Dans la nuit, son téléphone a sonné : sa mère est morte. Elle ne ressent rien, aucun chagrin pour cette étrangère qu'elle n'a pas vue depuis huit ans. Avec Abel, un garçon croisé en boîte, elle part à la rencontre des drôles d'individus qui ont connu sa mère. Nuria cherche des réponses sans poser de questions. Sauf une, qu'elle garde pour elle. Le souvenir de cette femme qui n'a jamais voulu d'elle la renvoie à l'indésir qui lui colle à la peau.

 

 

Sur cultura.com édition l'Iconoclaste. 

 

Un premier roman étonnant comme son style d'écriture, philosophique, poétique, simple et épurée.

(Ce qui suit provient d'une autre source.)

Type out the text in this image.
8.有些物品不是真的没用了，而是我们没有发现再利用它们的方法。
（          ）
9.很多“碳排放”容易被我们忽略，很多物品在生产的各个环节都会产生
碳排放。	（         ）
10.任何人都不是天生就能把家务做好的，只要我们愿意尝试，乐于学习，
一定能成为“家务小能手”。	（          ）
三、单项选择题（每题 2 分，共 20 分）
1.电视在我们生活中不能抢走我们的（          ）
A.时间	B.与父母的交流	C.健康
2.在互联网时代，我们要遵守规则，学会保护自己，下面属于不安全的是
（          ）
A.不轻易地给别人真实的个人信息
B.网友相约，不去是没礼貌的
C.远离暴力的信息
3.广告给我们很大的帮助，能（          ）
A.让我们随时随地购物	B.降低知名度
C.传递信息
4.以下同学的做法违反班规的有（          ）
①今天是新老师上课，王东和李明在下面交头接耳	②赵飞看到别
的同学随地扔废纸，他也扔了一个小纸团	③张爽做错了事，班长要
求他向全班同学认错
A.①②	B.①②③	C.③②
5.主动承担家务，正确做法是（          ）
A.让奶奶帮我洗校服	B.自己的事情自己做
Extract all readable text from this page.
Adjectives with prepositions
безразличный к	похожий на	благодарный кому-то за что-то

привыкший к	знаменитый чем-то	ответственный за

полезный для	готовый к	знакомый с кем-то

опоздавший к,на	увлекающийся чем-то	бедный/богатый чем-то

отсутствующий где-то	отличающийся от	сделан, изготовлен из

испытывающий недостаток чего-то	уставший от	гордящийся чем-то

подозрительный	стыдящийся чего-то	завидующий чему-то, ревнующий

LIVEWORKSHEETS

Deuil, Quête identitaire, vide affective, famille, une réflexion à contre pied sur les livres sur le même thème. Écriture original, franc parlé, langage familier et cash, dialogue percutant et vif. Une narratrice dont ont a du mal à s'attacher. 

 

"Je souris de réapprendre en regardant ces deux couillons qu’ être enfant, être parent, ce n'est pas une histoire de goûters en rentrant de l'école, de souvenirs à la plage en été, de mots d'amour, ce n'est même pas une histoire de claques qui échappent, de devoirs pas finis, de déjeuners trop longs où tout le monde s'ennuie. Je souris d'eux qui m'apprennent par accident qu'aimer c'est s'en vouloir, et encore en vouloir"

 

"Tu es jalouse d'une vie que tu aurais pu avoir, si tu l'avais choisie. Faut se méfier des dé- sirs ignorés. Ils reviennent te [modéré] des claques déguisés en rancoeur."

 

Joséphine Tassy

 

Parisienne d’origine marseillaise et martiniquaise, elle voyage, aime étudier selon ses envies, aussi bien les politiques publiques que le swahili, l’histoire de l’art, la finance, les sciences cognitives.

Chercheuse en économie du développement. L'indésir est son premier roman. 

 

 

 


La lecture et les créations sont les meilleurs remèdes contre la morosité.